The stats, released Monday, were compiled from Department of Labor assistance programs and federal spending figured by Public Citizen's Global Trade Watch.

Ryan's opponent this November, former Ohio State Rep. Christina Hagan (R), believes the numbers cited by Ryan and the Public Citizen's organization are a result of previous policies, like NAFTA and the Trans-Pacific Partnership. Hagan touted President Donald Trump's new United States, Mexico and Canada Trade Agreement (USMCA).

"They're simply not looking at the numbers in the current time but in the previous time to those policies being passed and we won't be able to see the results of [USMCA] immediately," Hagan said.

The Lordstown automotive plant, recently sold by General Motors to electric startup Lordstown Motors, had 4,000 union jobs with GM when Trump entered office, Ryan said.

"It was us talking to the president, sending letters to the president, getting no response," he said Monday. "It was the head of the union, sending two letters to President Trump, got no response and then when it all fell apart, what did the president do? He blames the head of the union."

Hagan said Ryan's contentious relationship with Trump led to that outcome.

"That had a lot to do with Tim Ryan's personality, him waking up swinging his fist at the president every single day of the year instead of working with the president," Hagan said. "I mean, [Ryan] brought the CEO of Lordstown Motors to the State of the Union, the same State of the Union that Congressman Tim Ryan walked out of.

"The CEO of companies that are creating jobs in his backyard are meeting with the president of the United States,” Hagan said, “[It] just shows that [Ryan's] narrative doesn't reflect the reality of the district.”

In a virtual press conference with is non-profit, progressive consumer rights advocacy group Public Citizen and Democratic Reps.
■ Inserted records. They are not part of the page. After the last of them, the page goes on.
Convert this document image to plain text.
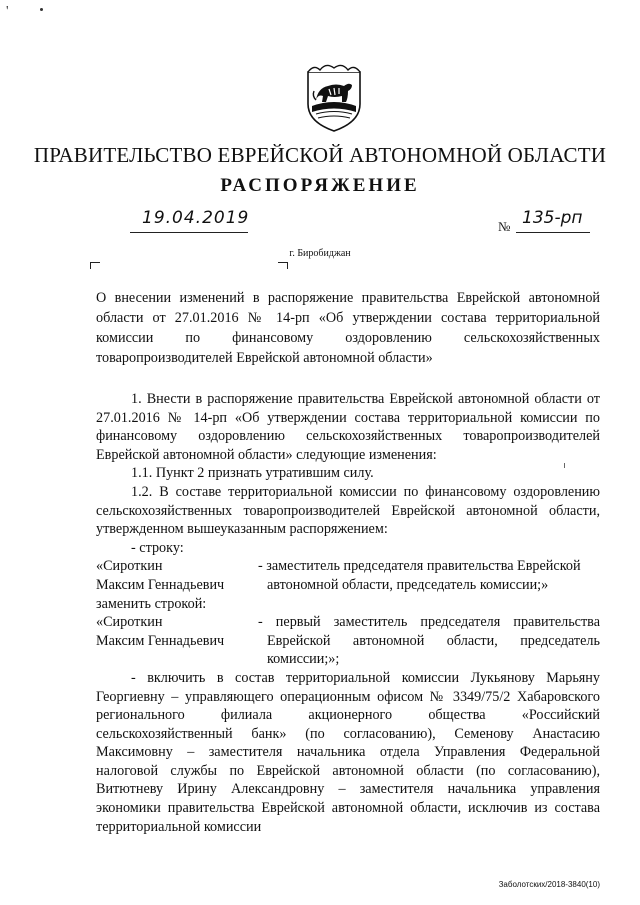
'
ПРАВИТЕЛЬСТВО ЕВРЕЙСКОЙ АВТОНОМНОЙ ОБЛАСТИ
РАСПОРЯЖЕНИЕ
19.04.2019	№ 135-рп
г. Биробиджан
О внесении изменений в распоряжение правительства Еврейской автономной области от 27.01.2016 № 14-рп «Об утверждении состава территориальной комиссии по финансовому оздоровлению сельскохозяйственных товаропроизводителей Еврейской автономной области»

1. Внести в распоряжение правительства Еврейской автономной области от 27.01.2016 № 14-рп «Об утверждении состава территориальной комиссии по финансовому оздоровлению сельскохозяйственных товаропроизводителей Еврейской автономной области» следующие изменения:

1.1. Пункт 2 признать утратившим силу.

1.2. В составе территориальной комиссии по финансовому оздоровлению сельскохозяйственных товаропроизводителей Еврейской автономной области, утвержденном вышеуказанным распоряжением:

- строку:

«Сироткин

Максим Геннадьевич

- заместитель председателя правительства Еврейской

автономной области, председатель комиссии;»

заменить строкой:

«Сироткин

Максим Геннадьевич

- первый заместитель председателя правительства Еврейской автономной области, председатель комиссии;»;

- включить в состав территориальной комиссии Лукьянову Марьяну Георгиевну – управляющего операционным офисом № 3349/75/2 Хабаровского регионального филиала акционерного общества «Российский сельскохозяйственный банк» (по согласованию), Семенову Анастасию Максимовну – заместителя начальника отдела Управления Федеральной налоговой службы по Еврейской автономной области (по согласованию), Витютневу Ирину Александровну – заместителя начальника управления экономики правительства Еврейской автономной области, исключив из состава территориальной комиссии

Заболотских/2018-3840(10)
Raul Grijalva (D-Ariz.), Debbie Dingell (D-Mich.), and Mark Pocan (D-Wisc.), Ryan said Trump's proposed budgets have zeroed out grants that would have helped Lordstown Motors – though some applicable grants have since been reinstated by Congress.

"Tax credits from the consumer side; the president has consistently been against those, consistently left them out of his budget," Ryan said.

Ryan also spent much of his time in the virtual press conference highlighting Democratic challenger Joe Biden's plan and Ryan believes the Democratic platform is what the electric vehicle industry needs.
 
"Battery storage, charging stations, artificial intelligence, all of these things are going to be part and parcel to help us; investments in the workforce training, investments in education," Ryan said.

Hagan said both she and Lordstown Motors CEO Steve Burns are in frequent communication with the Trump White House. 

"We're now working on a weekly basis with the White House political affairs team," Hagan said. "They want to see our region thrive and they want to see leaders that they can work with that are collaborative and intentional about job creation."

Ryan also used the Monday event to emphasize that he believes rejoining the Paris Climate Accords could result in other countries upping their environmental goals with higher standards for pollution control, helping the electrical vehicle industry.
 
"Driving the decisions that are being made, shaping those decisions that are being made around climate and helping other countries, especially or allies, recognizing that there are huge economic benefits for moving in this direction," Ryan said. "Make sure our allies recognize and understand that we are going to reengage, we are going to be committed and we are going to help drive saving this plant and it can be done while also creating jobs."

Hagan believes Ryan's hope to rejoin the Paris Climate Accords is misguided.

"We know that we can't control every other player but we can control ourselves," Hagan said. "So, what we need to do is advocate for job creation across all fronts, not one particular sector over another."

The Mahoning Valley is poised to add ethane cracker plants, Hagan said, which heat ethane, a component of natural gas, to the point that its molecular bonds break apart and form ethylene, a key compound in plastics manufacturing. 

"If we are just not imposing additional regulations and instead rewinding and reducing unnecessary and burdensome regulations from our local economy and our ability to produce energy right here at home, we're going to see all types of supply chain manufacturing opportunities," Hagan said.

Ryan, Hagan and Libertarian challenger Michael Fricke will debate Oct. 12 at Youngstown State University.